Calculation of the Anharmonic Damping of Rayleigh Surface Modes

Abstract

The frequency and temperature dependence of the damping of Rayleigh surface modes by cubic anharmonic terms in the crystal potential energy has been calculated for a model of a simple cubic crystal with nearest- and next-nearest-neighbor harmonic forces and with nearest-neighbor cubic anharmonic forces. The damping mechanisms considered in this paper are the interactions between the Rayleigh wave and two bulk phonons which have not been perturbed by the presence of free crystalline surfaces—in particular, interactions in which the Rayleigh wave combines with one bulk phonon to create a second bulk phonon.

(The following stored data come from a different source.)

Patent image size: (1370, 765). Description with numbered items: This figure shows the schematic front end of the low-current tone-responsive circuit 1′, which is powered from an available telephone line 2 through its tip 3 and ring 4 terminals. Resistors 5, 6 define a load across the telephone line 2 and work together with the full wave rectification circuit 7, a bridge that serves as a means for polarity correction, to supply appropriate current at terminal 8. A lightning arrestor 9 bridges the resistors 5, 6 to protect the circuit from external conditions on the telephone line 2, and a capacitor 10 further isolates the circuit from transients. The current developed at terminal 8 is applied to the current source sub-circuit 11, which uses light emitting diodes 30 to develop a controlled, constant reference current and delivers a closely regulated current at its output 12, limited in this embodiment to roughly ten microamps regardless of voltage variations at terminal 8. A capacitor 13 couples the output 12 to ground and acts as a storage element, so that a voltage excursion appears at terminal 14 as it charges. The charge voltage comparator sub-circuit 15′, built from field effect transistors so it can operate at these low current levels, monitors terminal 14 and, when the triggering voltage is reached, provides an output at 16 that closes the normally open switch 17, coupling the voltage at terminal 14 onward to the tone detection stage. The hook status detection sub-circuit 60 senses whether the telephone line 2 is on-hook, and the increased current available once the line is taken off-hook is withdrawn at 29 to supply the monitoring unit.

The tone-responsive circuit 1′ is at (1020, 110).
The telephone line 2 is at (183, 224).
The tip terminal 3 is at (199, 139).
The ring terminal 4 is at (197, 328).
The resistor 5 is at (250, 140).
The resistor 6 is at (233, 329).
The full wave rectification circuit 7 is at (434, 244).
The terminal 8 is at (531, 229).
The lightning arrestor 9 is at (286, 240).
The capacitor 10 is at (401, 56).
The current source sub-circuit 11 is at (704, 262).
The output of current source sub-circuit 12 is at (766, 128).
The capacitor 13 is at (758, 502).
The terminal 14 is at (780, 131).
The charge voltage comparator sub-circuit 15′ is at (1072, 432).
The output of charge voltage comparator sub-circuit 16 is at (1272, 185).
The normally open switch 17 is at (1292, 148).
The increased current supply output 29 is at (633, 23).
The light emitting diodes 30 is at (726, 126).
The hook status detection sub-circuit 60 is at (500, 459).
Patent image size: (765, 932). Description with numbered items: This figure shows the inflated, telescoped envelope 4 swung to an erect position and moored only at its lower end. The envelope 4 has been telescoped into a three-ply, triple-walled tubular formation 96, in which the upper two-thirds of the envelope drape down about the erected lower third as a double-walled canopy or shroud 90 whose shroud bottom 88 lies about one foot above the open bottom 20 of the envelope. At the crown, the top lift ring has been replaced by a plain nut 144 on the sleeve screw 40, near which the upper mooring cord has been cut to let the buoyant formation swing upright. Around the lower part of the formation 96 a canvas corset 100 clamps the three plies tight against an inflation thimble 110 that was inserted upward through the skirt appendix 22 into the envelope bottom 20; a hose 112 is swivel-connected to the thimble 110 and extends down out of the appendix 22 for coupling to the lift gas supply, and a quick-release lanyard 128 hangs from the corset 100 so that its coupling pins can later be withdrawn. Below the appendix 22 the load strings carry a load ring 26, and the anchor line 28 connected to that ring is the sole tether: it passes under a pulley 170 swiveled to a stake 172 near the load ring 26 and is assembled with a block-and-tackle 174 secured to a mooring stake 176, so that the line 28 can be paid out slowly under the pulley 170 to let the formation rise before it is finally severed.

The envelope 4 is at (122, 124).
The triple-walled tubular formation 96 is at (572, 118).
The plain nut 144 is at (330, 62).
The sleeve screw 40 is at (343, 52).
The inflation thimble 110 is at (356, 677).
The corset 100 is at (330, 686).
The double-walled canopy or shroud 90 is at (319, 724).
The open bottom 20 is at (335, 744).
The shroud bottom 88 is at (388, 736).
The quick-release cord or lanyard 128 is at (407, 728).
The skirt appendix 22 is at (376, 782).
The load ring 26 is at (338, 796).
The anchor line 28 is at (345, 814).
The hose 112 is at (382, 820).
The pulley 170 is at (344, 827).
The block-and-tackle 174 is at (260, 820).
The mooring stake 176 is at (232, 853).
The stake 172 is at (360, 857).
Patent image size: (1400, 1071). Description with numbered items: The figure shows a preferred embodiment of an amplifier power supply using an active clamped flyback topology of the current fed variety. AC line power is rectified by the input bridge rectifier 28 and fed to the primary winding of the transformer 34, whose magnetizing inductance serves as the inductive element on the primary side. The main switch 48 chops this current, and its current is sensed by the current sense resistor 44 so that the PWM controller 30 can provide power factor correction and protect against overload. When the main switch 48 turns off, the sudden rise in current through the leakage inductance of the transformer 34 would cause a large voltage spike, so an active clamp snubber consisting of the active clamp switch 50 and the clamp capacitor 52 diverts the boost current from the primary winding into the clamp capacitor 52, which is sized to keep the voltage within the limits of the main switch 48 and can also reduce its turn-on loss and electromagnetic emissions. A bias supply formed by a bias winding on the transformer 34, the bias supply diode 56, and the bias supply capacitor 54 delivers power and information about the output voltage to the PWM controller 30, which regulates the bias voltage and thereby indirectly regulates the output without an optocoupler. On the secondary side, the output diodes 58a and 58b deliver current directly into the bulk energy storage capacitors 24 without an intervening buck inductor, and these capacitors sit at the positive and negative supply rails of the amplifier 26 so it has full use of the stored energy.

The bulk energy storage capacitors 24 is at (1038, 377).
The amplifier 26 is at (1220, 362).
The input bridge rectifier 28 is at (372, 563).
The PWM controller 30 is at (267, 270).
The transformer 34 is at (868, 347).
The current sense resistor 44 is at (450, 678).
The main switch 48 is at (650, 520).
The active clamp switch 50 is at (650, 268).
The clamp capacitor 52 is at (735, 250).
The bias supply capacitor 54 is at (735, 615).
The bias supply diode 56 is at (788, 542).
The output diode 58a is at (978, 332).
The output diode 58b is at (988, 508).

In the limit that $\frac{\hslash {\omega }_s}{k_{B}T}\ll 1$, where ${\omega }_s$ is the frequency of the Rayleigh wave and $T$ is the absolute temperature, it is found that the Rayleigh-wave damping constant (half the inverse lifetime of the Rayleigh wave) is proportional to ${\omega }_s{\left(k_{B}T\right)}^4$. The damping of low-frequency bulk transverse waves by cubic anharmonic processes at low temperatures is also calculated on the basis of the same crystal model. It is found that when $\frac{\hslash {\omega }_t}{k_{B}T}\ll 1$, where ${\omega }_t$ is the frequency of the transverse wave, the damping constant is proportional to ${\omega }_t{\left(k_{B}T\right)}^4$. From a comparison of these two results, it appears that the damping of Rayleigh waves is larger than that of bulk transverse waves.